Die Geschichte des Pisco Sour: Als erster schriftlich dokumentierter Nachweis des Pisco Sour wird heute oft eine Anzeige der Morris´ Bar in Lima genannt. Die Anzeige erschien in der Publikation "Lima - La Ciudad de los Virreyes" (Lima - Stadt der Vizekönige) in der Auflage von 1928/1929. Der Drink entstand aber schon einige Jahre zuvor: Victor Morris wurde 1873 in Salt Lake City in Utah/USA geboren. 1903 kam er für die Cerro de Pasco Railway Company nach Peru. Zu dieser Zeit war die Bahnlinie nach Cerro de Pasco noch im Bau. Der erste Zug fuhr jedoch schon wenige Monate später, am 28. Juli 1904. Die Eröffnung der Bahnlinie war Anlass zu einer feierlichen Zeremonie. Es wird berichtet, dass Victor Morris die Verantwortung für die Bewirtung der Festgesellschaft hatte. Ein Cocktail der gewöhnlich bei einem Anlass dieser Art angeboten wurde war der Whiskey Sour. Anscheinend fehlte aber wohl eine ausreichende Menge an Whiskey für dessen Zubereitung. Der Whiskey wurde kurzerhand durch Pisco ersetzt und der Pisco Sour war geboren. Erst elf Jahre später - ab 1915 - lebte Victor Morris in Lima. Wie Nachfahren von ihm heute berichten, gab er in einer Anzeige aus dem gleichen Jahr die Eröffnung einer Bar - der Morris´ Bar - bekannt. Darin heisst es demnach unter anderem: "This bar offers the exquisite preparation of the Pisco Sour". Victor Morris verstarb im Jahr 1929 und im gleichen Jahr schloss die Morris´ Bar. Barmänner der Morris´ Bar trugen das Rezept des Pisco Sour weiter. Erst einige Jahre später entwickelte Morris‘ Angestellter Mario Bruiget den Drink weiter, indem er den landestypischen Amargo Chuncho Bitter und Eiweiß dazupackte. Das ist auch heute noch das typische Markenzeichen eines peruanischen Pisco Sour: Drei braune Punkte des Bitters auf dem Eiweißschaum.

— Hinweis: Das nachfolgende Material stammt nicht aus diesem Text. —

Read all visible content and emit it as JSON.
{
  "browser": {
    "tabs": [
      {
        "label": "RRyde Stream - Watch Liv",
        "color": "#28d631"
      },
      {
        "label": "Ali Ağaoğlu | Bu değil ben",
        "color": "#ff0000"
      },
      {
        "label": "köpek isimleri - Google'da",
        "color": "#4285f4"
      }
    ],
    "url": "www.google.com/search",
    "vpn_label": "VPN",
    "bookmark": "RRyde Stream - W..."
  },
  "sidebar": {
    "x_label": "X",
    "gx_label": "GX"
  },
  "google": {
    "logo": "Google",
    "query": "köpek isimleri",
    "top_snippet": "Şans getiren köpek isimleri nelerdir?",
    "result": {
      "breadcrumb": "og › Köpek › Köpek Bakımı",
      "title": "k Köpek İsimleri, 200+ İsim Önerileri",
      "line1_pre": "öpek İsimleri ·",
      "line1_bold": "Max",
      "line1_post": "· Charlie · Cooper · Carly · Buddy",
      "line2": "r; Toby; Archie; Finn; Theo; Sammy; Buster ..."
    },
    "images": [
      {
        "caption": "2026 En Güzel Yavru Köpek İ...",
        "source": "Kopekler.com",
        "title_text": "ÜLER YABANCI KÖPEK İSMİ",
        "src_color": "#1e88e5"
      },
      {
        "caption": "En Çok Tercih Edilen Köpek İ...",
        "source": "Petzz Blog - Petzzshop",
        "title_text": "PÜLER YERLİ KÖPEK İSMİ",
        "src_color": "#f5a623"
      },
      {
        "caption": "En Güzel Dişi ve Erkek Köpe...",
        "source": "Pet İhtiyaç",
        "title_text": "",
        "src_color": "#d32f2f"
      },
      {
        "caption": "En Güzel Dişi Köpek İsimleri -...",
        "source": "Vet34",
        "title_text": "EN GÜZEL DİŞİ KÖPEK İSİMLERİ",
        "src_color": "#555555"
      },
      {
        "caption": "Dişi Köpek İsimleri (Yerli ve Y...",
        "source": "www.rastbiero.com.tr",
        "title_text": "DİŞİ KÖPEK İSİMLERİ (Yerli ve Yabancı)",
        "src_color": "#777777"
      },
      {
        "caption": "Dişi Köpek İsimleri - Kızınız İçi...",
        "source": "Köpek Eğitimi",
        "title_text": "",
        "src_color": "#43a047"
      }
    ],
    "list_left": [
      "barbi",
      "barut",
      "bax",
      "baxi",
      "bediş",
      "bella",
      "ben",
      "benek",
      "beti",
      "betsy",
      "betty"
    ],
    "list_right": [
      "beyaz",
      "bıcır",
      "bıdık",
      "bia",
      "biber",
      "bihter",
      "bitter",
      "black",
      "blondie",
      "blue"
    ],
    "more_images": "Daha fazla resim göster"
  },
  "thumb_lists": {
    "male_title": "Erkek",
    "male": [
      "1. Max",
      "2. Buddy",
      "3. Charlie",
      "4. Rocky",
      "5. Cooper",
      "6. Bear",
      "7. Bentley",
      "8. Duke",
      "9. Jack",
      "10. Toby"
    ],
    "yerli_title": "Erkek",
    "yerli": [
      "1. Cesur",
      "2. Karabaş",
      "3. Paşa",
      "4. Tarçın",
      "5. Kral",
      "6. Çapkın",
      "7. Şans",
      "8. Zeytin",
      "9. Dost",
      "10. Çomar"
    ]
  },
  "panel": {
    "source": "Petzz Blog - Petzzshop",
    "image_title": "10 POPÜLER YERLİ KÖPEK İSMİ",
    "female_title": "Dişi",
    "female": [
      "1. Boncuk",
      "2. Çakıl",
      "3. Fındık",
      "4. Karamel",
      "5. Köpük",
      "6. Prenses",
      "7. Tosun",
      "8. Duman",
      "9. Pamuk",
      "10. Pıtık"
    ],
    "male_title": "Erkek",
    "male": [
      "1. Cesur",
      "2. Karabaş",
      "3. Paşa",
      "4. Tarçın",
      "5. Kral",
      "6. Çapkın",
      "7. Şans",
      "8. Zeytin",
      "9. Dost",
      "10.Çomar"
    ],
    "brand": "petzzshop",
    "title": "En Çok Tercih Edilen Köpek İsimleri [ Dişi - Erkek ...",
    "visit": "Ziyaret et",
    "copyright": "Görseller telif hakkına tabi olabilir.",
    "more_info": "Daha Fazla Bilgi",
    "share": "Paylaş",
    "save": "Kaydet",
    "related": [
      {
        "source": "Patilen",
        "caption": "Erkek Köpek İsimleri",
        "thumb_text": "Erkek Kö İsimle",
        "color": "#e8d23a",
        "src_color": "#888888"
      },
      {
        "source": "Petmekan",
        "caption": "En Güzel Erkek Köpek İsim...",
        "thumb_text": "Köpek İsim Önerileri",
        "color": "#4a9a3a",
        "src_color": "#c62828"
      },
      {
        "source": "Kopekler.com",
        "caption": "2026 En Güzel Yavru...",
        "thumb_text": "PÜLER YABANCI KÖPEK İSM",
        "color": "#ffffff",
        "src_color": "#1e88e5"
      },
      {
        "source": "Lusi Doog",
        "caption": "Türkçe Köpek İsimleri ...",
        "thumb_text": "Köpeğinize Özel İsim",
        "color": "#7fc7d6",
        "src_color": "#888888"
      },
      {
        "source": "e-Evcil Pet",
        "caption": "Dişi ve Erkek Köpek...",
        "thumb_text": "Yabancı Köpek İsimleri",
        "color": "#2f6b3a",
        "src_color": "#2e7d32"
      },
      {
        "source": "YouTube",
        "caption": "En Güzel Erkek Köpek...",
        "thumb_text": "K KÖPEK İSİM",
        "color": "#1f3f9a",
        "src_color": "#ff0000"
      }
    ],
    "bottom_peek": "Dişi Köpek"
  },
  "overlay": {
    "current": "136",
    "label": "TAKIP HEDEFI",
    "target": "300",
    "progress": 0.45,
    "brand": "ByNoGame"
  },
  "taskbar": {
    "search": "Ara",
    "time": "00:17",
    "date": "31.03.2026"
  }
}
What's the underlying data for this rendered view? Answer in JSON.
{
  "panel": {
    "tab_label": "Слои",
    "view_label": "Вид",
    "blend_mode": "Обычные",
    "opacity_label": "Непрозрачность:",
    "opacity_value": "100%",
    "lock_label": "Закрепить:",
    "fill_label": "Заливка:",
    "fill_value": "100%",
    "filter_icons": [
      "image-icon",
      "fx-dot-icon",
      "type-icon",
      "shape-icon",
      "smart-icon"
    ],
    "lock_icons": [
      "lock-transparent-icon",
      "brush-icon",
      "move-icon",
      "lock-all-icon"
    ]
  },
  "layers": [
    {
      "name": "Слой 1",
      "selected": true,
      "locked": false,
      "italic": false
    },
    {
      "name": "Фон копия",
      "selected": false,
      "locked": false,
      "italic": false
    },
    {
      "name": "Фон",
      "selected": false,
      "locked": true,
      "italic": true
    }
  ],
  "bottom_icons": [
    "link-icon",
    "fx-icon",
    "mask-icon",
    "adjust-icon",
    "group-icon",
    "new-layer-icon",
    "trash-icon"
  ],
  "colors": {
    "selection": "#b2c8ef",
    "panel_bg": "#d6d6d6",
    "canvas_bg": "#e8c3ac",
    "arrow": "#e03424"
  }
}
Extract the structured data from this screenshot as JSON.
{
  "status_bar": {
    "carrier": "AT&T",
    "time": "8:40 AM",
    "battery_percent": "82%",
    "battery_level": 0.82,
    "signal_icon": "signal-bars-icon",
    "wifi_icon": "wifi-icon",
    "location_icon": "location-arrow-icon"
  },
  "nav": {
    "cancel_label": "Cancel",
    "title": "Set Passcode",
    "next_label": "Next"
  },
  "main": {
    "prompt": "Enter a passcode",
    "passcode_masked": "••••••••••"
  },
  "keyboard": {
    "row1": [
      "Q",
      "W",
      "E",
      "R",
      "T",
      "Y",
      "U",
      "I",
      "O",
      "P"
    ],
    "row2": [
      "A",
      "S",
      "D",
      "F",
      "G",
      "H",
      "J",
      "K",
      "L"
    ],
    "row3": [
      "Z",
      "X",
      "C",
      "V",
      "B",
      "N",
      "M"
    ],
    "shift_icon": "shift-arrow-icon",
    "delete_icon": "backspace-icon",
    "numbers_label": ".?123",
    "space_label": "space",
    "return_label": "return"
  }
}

Und nur ungefähr 75 Jahre später, 2004 nämlich, bekam der Drink mit dem „Día Nacional del Pisco Sour“ seinen eigenen, offiziellen Festtag in Peru. Er findet immer am ersten Samstag im Februar statt und ergänzt den seit 1999 stattfindenden „Día Nacional del Pisco“ am vierten Sonntag im Juli. Beide Festtage werden vor allem in den Trauben-Anbaugebieten mit diversen Fiestas zu Ehren von Pisco und Pisco Sour gefeiert.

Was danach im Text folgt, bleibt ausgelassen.